December 23, 2024

Mammals With Larger Brains Were More Likely To Survive Late Quaternary Extinction

The African bush elephant, Loxodonta africana, survived the Quaternary termination.
Mammals with larger brains than similar-sized associated types were most likely to have actually survived termination throughout the Late Quaternary (between 115,000 to 500 years ago) reports a study released in Scientific Reports.
Previous research study has developed that mammals with a larger body size have an increased risk of extinction, but the chances of survival are less clear for large-bodied species with large brains such as the African bush elephant and the polar bear.
Jacob Dembitzer and associates investigated the brain sizes of 291 living mammal species and 50 mammal types that went extinct during the Late Quaternary.

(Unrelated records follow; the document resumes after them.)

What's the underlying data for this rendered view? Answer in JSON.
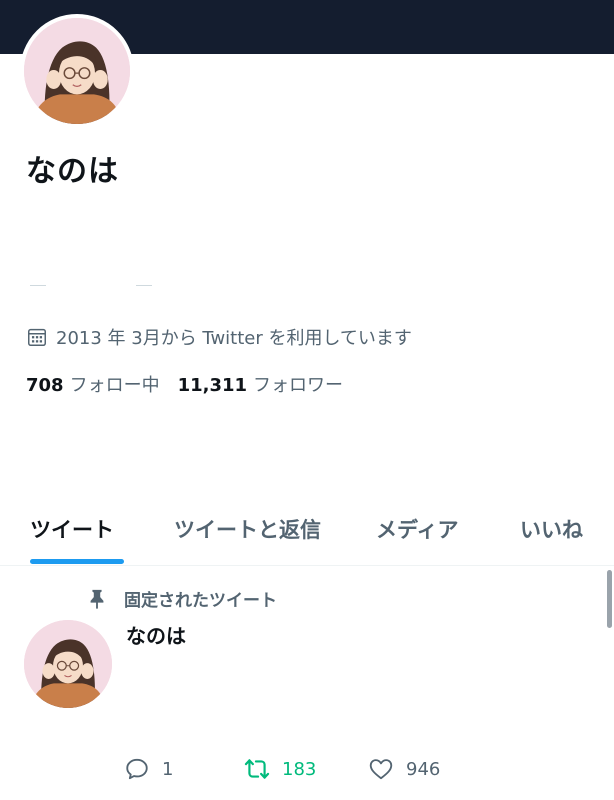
{
  "profile": {
    "display_name": "なのは",
    "joined": "2013 年 3月から Twitter を利用しています",
    "following_count": "708",
    "following_label": "フォロー中",
    "followers_count": "11,311",
    "followers_label": "フォロワー"
  },
  "tabs": [
    {
      "label": "ツイート",
      "active": true
    },
    {
      "label": "ツイートと返信",
      "active": false
    },
    {
      "label": "メディア",
      "active": false
    },
    {
      "label": "いいね",
      "active": false
    }
  ],
  "pinned_tweet": {
    "pinned_label": "固定されたツイート",
    "author": "なのは",
    "replies": "1",
    "retweets": "183",
    "likes": "946"
  },
  "colors": {
    "banner": "#141d2f",
    "accent": "#1d9bf0",
    "retweet": "#00ba7c",
    "secondary_text": "#536471"
  },
  "icons": [
    "calendar-icon",
    "pin-icon",
    "reply-icon",
    "retweet-icon",
    "like-icon"
  ]
}
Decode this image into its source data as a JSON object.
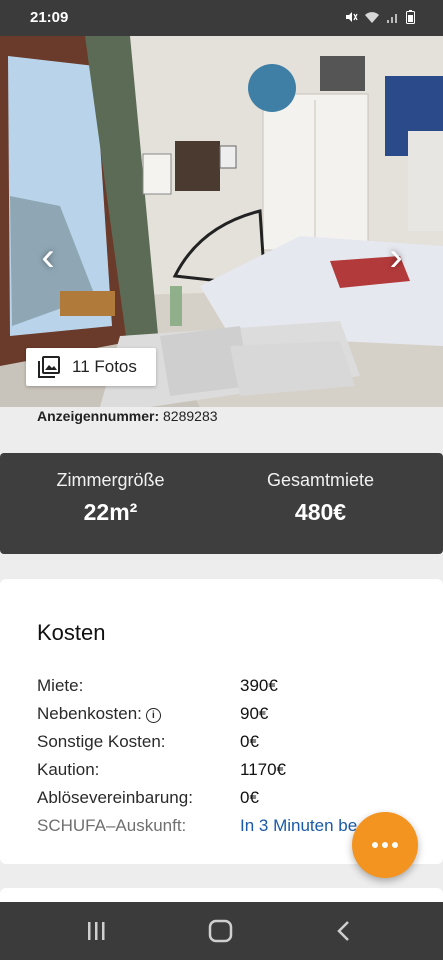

The authors gathered data on the volume of 3,616 specimen skulls, with a typical of three specimens per types, to calculate brain size, and utilized previous research for data on body mass and extinction dates.

Types that made it through the Late Quaternary had on typical 53% bigger brains than similar-sized (body mass) associated species that went extinct. The authors discovered body mass was the most crucial consider determining termination, however brain size was a considerable predictor of termination.
Within taxonomic orders, a carefully associated group of types, the authors found one of the biggest difference in body size was in between Pilosans. The authors discovered the extinct ground sloth Lestodon armatus ( weighed 4.6 tonnes) was 192-times bigger in body size than the giant anteater, Myrmecophaga tridactyla ( weighing 24kg). In the order Proboscidea (elephants, mammoths and their kin), a group that tend to have big brains, the extinct straight-tusked elephant, Palaeoloxodon antiquus ( weighed 11 tonnes) was 2.8-times larger compared to the African bush elephant, Loxodonta africana ( weighing 3.9 tonnes).
The authors propose that bigger brain size might have assisted large-bodied species that were susceptible to extinction to survive. A bigger brain may have helped species to adjust rapidly to modifications such as increased hunting by people, and may have meant the types were able to keep in mind a number of sources of food and water within an altering landscape.
Reference: “Small brains inclined Late Quaternary mammals to termination” by Jacob Dembitzer, Silvia Castiglione, Pasquale Raia and Shai Meiri, 31 March 2022, Scientific Reports.DOI: 10.1038/ s41598-022-07327-9.